Do the Brokerage Industry’s Disclosure Requirements Really Put Investors First?

Steve McDonald By Steve McDonald, Bond Strategist, The Oxford Club

Slap In The Face Award


Today’s “Slap in the Face” Award goes out to the folks responsible for the legal disclosures that are supposed to help us make better, more informed decisions about packaged products – things like mutual funds, ETFs and annuities.

With all the innovation in accessing online information, are you telling me companies don’t have a better way of getting key information (costs, performance, management style and long-term results) to investors? And that they have to rely on the 50- to 100-page paper “sleeping pills” we now have?

These things are long, boring and full of legal language that no one except a Wall Street lawyer can understand.

And, as far as I can tell, they’re designed to conceal and confuse, not inform.

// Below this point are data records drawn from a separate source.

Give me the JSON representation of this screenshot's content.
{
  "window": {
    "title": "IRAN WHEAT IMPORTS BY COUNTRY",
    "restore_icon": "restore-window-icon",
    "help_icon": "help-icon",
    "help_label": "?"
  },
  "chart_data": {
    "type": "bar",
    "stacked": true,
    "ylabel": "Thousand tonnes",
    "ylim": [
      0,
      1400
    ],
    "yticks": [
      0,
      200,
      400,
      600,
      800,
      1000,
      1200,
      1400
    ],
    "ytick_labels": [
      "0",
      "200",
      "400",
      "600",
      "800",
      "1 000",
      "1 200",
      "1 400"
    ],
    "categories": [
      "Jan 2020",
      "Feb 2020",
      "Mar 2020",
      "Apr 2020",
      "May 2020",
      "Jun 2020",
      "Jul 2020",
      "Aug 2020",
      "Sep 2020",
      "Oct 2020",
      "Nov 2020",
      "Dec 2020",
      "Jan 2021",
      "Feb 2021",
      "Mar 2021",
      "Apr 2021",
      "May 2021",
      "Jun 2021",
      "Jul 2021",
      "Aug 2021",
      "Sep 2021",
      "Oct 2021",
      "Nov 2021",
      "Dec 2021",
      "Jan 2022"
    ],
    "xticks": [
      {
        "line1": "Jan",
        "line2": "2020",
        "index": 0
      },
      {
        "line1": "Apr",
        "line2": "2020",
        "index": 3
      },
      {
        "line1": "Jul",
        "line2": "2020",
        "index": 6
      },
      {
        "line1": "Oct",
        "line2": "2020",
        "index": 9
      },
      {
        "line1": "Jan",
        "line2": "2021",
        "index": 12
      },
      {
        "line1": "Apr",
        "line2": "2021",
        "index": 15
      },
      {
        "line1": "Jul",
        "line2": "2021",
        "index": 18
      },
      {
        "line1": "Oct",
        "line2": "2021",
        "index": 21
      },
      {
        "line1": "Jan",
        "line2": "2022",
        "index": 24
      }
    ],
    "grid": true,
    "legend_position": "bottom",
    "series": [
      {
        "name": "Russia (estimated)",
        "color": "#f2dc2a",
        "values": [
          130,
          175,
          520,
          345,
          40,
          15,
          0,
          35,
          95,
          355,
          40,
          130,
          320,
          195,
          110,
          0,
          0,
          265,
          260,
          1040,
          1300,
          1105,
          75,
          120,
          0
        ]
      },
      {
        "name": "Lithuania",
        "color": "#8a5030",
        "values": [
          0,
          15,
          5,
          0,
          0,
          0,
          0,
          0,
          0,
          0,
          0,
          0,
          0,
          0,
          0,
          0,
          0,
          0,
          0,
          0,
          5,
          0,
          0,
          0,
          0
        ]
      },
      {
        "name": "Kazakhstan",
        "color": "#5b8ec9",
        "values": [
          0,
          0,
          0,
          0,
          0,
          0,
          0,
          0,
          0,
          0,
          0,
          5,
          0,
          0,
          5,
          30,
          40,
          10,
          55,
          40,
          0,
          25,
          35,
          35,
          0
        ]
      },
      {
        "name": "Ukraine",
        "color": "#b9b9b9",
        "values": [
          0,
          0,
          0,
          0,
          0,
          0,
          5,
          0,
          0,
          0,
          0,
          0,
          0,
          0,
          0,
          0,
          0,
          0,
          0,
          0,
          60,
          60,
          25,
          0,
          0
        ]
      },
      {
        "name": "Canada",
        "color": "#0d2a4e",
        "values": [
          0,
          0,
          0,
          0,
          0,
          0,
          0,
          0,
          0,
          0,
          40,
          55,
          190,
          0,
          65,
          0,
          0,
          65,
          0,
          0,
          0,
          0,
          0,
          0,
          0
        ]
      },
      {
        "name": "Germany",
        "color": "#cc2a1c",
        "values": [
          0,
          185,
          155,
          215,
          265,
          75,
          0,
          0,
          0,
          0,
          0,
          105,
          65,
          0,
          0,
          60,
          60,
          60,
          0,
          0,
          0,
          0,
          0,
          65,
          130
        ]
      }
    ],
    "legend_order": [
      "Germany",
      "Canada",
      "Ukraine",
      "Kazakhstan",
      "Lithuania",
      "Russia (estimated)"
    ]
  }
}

Here’s how difficult these disclosures are to decipher…

In a study just published in the Journal of Behavioral Finance, students were asked to choose from four index funds that were identical in all respects, except their fees.

One group – the students who didn’t review standard SEC disclosures about the importance of minimizing fees – put an average of 50% of their money into the more expensive funds.

But those who did review the cost information still put 47% of their money into the higher-cost portfolios.

Frankly, I’m surprised the other 53% of the group that read the fee information got it right.

Reading that stuff is like reading Greek… to almost everyone!

And these groups were made up of graduate business students, not the average guy who gets these documents and throws them away in frustration.

In this age of digital, online, instant access to information (which allows us to interact, respond and do just about anything we want with it), doesn’t it seem just a little strange that we still get prospectuses and proxies in print – by snail mail?

The average investor has enough trouble managing his money without the information and disclosure reporting format adding to the difficulty.

If the SEC requires this information be provided before investors can buy packaged products… don’t you think it should also require the documents be made simple enough so the average person can understand them?